Pharmacological Immunomodulation in Covid 19

Covid 19 is characterized by hyperresponsiveness of immune system and when disease progresses, systemic proinflammatory cytokines and biomarkers are elevated and immune modulators have the potential to inhibit cytokines and to treat the cytokine storm. The cytokine dysregulation and influx of inflammatory myeloid cells can lead  acute respiratory distress syndrome (ARDS), multiorgan dysfunction and death [1]. The macrophage activation syndrome (MAS)-like pulmonary immunopathology and the direct endothelial damage leads to micro- and macrothrombotic episodes.

Immunomodulator drugs either stimulate or suppress the immune system, modulate the immune response, including both adaptive and innate immunity, may significantly reduce hyperinflammation. Specific Immune Modulators such as anti-cytokines, the Interleukin (IL)-1 Receptor antagonists by inhibiting the proinflammatory cytokines IL-1α and IL-1β is effective in treating MAS[2]. IL-6 Receptor Antagonists, Tocilizumab (Actemra®) is a recombinant humanized anti-human IL-6 receptor monoclonal antibody can specifically bind the membrane-bound IL-6 receptor (mIL6R) and soluble IL-6 receptor (sIL6R), thereby inhibiting signal transduction, a possible therapeutic option for CRS of severely ill COVID-19 patients who have extensive lung lesions and high IL-6 levels [3].

Ruxolitinib (Jakafi®), a potent and selective oral inhibitor of both JAK1 and JAK2 protein kinases, interrupts signaling downstream of multiple proinflammatory cytokines, which constitute the cytokine storm and increased activation of the JAK-STAT pathway. Nebulized sargramostim 125 μg twice daily for 5 days is an effective strategy for pneumonia-associated ARDS. High-dose IVIG at a dose of 0.3–0.5 g/kg/day for 5 days normalize body temperature within 1–2 days but thromboembolic complications were reported in some cases. Low-dose dexamethasone (6 mg once daily, orally or intravenously) for 10 days reduced deaths by one-third in patients on mechanical ventilation in RECOVERY trial.

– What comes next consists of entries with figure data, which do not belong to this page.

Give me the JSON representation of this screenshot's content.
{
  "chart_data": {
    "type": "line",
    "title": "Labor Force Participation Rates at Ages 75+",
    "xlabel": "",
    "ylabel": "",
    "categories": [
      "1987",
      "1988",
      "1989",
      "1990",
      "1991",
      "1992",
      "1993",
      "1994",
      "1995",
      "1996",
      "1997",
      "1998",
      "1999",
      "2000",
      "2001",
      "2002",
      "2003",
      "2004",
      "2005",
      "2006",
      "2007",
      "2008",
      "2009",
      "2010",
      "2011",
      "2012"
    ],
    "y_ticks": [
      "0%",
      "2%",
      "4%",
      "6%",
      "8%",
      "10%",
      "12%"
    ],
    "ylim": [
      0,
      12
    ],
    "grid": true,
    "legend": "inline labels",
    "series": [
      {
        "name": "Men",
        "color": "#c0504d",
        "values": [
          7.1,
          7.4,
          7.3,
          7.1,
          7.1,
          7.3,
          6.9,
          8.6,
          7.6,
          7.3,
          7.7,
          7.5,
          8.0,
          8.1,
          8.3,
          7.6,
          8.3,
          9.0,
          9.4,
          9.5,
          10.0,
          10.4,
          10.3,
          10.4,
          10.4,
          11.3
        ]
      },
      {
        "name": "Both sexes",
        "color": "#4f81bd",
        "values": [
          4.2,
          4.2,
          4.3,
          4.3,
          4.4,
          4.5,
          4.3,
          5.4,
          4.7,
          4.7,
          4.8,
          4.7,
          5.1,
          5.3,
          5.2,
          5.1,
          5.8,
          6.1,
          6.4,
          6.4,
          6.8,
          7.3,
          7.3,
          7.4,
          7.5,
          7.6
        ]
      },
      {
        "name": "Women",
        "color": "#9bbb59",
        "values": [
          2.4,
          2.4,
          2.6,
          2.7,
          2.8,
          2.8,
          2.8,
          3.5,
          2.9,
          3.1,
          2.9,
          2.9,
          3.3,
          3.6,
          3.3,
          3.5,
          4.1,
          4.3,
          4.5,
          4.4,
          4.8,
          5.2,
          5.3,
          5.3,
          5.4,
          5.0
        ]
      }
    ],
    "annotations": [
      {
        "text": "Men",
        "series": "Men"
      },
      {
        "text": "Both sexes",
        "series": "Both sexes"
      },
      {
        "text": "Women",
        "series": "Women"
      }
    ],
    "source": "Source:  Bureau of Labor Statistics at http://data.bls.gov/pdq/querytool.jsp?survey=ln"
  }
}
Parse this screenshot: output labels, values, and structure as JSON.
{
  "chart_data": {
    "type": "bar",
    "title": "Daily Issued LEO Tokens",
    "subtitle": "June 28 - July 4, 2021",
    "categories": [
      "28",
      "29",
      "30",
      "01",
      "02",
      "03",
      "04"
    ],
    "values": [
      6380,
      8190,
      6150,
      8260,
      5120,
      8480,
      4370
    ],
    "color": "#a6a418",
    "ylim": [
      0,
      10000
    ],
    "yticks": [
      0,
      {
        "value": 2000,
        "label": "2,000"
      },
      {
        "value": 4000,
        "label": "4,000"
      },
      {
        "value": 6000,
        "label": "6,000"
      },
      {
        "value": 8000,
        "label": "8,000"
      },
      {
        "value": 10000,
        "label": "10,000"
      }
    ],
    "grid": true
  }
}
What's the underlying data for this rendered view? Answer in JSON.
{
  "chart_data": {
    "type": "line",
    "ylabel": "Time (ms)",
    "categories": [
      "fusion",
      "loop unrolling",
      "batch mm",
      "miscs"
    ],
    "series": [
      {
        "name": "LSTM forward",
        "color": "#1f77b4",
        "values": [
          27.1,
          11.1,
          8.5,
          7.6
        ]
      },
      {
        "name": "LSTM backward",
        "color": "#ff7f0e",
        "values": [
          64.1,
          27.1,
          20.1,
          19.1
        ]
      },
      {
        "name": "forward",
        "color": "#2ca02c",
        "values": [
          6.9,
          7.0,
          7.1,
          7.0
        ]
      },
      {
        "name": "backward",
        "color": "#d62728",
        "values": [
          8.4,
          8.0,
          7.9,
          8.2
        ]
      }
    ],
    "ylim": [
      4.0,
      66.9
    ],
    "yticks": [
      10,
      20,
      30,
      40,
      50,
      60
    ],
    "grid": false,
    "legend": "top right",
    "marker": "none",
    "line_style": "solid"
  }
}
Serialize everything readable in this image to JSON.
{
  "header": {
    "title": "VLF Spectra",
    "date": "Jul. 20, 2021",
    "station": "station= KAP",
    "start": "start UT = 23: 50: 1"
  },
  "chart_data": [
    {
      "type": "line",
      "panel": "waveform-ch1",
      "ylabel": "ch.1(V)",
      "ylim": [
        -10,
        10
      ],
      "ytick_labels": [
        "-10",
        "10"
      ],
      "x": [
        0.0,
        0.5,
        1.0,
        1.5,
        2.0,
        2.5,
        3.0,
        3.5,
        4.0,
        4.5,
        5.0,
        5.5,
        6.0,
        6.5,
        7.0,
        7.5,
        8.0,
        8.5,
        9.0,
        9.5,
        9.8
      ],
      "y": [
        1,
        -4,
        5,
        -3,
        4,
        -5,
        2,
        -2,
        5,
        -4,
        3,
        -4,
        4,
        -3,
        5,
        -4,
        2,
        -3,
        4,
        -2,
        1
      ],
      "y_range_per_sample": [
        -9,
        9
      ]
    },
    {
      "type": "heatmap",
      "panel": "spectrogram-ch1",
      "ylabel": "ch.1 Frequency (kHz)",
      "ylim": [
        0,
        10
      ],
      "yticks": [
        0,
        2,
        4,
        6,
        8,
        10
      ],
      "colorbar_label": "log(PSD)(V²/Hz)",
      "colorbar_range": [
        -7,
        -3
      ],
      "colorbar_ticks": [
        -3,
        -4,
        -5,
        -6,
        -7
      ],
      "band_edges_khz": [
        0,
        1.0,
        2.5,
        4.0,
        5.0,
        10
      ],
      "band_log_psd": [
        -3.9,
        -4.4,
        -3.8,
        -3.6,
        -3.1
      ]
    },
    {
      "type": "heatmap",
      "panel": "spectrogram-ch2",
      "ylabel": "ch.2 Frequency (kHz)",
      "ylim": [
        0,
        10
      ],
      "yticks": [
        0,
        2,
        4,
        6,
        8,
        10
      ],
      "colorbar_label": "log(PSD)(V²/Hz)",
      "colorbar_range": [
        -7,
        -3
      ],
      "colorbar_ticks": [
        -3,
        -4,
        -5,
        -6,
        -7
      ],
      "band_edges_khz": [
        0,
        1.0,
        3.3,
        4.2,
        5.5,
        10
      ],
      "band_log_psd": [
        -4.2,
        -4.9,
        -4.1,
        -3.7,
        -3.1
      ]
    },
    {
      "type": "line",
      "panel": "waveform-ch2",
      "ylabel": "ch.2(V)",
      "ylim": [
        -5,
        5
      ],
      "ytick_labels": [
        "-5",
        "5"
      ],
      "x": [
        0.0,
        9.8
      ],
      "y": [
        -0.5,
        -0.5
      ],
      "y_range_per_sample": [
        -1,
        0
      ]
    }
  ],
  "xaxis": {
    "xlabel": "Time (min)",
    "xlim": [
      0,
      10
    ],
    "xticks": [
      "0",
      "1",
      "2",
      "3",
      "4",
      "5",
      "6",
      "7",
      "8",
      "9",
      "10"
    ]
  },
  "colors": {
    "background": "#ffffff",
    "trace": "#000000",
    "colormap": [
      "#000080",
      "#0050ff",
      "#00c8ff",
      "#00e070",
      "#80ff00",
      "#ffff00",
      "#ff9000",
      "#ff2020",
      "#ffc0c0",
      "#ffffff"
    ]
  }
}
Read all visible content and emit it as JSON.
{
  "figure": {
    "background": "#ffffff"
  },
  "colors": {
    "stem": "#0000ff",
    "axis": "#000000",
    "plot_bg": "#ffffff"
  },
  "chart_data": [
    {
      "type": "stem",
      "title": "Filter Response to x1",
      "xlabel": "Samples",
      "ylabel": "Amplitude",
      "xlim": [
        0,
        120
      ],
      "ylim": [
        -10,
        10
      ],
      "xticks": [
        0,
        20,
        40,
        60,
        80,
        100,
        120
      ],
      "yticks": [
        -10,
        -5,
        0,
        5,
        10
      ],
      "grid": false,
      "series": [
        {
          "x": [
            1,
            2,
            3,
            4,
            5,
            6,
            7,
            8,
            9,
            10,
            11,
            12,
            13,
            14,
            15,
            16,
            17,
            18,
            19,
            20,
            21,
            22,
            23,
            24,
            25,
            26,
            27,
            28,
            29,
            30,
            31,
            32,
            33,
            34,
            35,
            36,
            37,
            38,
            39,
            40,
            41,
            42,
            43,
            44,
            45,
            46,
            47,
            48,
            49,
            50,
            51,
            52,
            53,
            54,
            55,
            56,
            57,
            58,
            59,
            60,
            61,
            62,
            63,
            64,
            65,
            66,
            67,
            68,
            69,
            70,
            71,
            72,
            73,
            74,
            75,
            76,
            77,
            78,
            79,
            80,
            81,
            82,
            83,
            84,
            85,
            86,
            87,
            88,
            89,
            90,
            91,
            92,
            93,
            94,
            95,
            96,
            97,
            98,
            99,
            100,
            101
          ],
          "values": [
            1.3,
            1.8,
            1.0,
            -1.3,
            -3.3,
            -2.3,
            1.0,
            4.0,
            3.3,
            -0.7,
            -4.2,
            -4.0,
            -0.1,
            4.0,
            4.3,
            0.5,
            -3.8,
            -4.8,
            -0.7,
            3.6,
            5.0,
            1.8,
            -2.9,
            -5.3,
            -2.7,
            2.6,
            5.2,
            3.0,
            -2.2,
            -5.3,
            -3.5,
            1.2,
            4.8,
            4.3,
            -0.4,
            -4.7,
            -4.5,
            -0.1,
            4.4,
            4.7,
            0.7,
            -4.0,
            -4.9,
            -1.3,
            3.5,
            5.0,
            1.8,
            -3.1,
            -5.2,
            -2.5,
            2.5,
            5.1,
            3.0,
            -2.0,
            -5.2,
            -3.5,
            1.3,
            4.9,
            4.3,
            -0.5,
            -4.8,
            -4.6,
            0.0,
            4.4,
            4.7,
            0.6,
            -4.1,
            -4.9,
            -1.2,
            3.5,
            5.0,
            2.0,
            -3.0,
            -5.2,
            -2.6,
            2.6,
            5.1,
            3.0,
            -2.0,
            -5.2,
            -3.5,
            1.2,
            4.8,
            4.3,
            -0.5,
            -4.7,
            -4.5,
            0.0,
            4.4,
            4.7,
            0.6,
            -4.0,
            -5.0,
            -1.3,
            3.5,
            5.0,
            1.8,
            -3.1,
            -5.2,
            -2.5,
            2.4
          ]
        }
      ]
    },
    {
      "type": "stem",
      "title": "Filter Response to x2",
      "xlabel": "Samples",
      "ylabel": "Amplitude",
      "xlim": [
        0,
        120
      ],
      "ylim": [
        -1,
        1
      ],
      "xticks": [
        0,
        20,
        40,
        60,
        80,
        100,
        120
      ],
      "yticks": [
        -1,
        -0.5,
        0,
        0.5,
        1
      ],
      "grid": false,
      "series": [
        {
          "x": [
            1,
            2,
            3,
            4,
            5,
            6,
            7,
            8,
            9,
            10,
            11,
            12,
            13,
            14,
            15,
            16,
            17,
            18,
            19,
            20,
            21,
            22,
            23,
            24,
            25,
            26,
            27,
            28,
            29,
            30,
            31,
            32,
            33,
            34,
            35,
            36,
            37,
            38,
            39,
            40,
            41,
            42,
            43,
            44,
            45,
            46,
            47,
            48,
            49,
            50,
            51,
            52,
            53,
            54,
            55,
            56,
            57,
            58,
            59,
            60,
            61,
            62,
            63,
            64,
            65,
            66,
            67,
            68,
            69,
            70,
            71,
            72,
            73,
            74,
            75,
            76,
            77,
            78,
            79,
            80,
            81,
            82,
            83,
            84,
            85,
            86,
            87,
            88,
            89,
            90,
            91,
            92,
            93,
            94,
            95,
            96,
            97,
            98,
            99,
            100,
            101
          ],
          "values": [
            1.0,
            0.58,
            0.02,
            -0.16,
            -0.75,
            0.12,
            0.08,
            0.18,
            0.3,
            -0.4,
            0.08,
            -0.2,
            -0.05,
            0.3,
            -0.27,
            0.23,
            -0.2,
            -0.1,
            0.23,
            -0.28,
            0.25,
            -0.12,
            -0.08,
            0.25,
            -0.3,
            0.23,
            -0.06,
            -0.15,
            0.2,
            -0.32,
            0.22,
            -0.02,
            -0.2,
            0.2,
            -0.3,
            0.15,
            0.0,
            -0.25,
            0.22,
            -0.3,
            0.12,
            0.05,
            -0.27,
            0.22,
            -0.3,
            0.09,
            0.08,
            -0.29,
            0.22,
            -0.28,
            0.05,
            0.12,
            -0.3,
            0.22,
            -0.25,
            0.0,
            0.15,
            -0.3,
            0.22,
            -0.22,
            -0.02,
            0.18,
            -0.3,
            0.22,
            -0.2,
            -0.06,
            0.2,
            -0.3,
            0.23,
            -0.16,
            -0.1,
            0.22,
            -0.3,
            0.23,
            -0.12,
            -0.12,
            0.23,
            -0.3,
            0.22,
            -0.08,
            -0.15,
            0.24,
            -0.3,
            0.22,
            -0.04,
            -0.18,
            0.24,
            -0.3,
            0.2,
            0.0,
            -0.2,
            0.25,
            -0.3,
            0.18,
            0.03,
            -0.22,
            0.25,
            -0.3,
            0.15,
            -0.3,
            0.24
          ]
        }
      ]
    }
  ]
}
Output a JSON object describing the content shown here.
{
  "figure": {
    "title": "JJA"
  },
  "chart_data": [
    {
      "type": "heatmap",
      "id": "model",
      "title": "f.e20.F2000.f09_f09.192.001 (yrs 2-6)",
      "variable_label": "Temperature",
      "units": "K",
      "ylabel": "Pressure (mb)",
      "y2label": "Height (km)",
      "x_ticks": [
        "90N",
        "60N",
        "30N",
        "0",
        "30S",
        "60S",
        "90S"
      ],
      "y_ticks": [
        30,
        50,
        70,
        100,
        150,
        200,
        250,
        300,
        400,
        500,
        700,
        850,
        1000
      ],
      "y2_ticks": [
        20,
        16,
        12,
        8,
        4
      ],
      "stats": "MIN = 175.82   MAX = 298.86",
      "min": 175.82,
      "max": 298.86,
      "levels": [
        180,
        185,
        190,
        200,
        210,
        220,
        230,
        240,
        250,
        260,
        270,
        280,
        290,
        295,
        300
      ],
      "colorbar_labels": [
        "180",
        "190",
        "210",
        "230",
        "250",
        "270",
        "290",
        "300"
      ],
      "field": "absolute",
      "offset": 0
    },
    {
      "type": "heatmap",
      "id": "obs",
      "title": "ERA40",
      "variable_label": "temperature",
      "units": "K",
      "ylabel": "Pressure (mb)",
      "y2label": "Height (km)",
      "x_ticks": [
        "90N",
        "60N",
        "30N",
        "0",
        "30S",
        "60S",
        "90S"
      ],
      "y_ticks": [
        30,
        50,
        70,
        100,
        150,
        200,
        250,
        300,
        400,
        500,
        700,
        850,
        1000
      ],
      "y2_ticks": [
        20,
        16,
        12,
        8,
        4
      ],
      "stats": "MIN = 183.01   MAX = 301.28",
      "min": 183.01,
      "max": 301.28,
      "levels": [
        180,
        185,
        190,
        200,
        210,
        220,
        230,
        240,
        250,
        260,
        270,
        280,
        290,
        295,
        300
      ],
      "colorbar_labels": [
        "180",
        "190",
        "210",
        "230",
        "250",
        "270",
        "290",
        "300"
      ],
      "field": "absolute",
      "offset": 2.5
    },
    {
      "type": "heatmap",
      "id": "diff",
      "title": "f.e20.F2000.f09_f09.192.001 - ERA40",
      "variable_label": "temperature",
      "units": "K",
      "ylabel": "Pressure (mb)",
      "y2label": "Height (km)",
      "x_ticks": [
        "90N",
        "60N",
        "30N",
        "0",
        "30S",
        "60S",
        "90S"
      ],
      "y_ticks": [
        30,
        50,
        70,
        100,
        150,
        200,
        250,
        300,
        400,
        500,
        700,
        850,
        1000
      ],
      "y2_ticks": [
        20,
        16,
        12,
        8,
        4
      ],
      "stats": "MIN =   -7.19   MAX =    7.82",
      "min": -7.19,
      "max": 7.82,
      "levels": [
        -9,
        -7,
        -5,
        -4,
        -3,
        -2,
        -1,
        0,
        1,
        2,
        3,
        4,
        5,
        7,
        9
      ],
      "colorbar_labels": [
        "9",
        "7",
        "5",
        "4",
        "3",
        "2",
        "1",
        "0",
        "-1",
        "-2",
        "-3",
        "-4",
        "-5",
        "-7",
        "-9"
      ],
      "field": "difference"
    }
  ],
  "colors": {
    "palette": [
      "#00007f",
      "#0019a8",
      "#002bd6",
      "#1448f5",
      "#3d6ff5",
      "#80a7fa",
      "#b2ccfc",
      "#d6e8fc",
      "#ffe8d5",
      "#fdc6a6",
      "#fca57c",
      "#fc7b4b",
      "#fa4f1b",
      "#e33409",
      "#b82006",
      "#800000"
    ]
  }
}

Triple antiviral therapy of lopinavir/ritonavir, ribavirin, and nebulized IFNβ-1b could shorten the duration of viral shedding. Statins inhibit MyD88 pathway and tend to preserve MyD88 levels during hypoxia and stress confer a protective effect in COVID-19 patients. Recombinant human ACE (rhACE2) is a novel therapy for acute lung injury. Macrolides, azithromycin and clarithromycin, are antibiotics with immunomodulatory and anti-inflammatory effects, downregulate proinflammatory cytokines and known to prolong the QT interval and potentially increase the risk of sudden cardiac death in combination with other QT-prolonging therapies such as chloroquine. Patients with elevated CRP and/or lymphopenia are most benefit from hydroxychloroquine. By increasing endosomal pH and disturbing the glycosylation of cell surface receptors, these medications provide an important defense against viral entry and replication, may bind to gangliosides with high affinity, thus preventing SARS-CoV-2 from binding with the ACE-2 receptor, but RECOVERY trial & ORCHID study showed a lack of evidence of efficacy and patients receiving hydroxychloroquine plus azithromycin were more likely to have cardiac arrest.

Targeting PGD2/DP2 signaling as an immunotherapeutic approach for immune dysfunction and lymphopenia, characteristic features of COVID-19 disease. Ramatroban (Baynas®) is a potent, reversible, and selective antagonist of PGD2/DP2 receptors that has been shown to inhibit PGD2-stimulated IL-13 secretion, used orally as a therapeutic agent in the context of COVID-19. SARS patients who received convalescent plasma within 14 days after the onset of symptoms manifested better outcomes. Immunomodulatory (mesenchymalstem cell transplantation) improves pulmonary function within 2 days after MSCs transplantation, having anti-inflammatory and anti-fibrotic effects with regenerative potential in vascular dysfunction of Covid-19.

These cells are ACE2 and TMPRSS2 negative, making them a good cell target not influenced by SARS-CoV-2 infection and used to treat covid-19 intubated-ventilated patients presenting with Acute Respiratory Distress Syndrome of less than 96 h. (very small embryonic like stem cells (VSELs) have the ability to support endothelial cells angiogenic potential and counteract lymphopenia. Both immunosuppression and immunomodulation could serve as potent COVID-19 pharmacotherapies when they are administered in an appropriate disease stage/severity. Complement C5a inhibition with vilobelimab in a single placebo-controlled trial showed a mortality benefit Of the JAK inhibitors, baricitinib is the most thoroughly studied with the largest survival benefit effect and low risk of serious adverse events [4].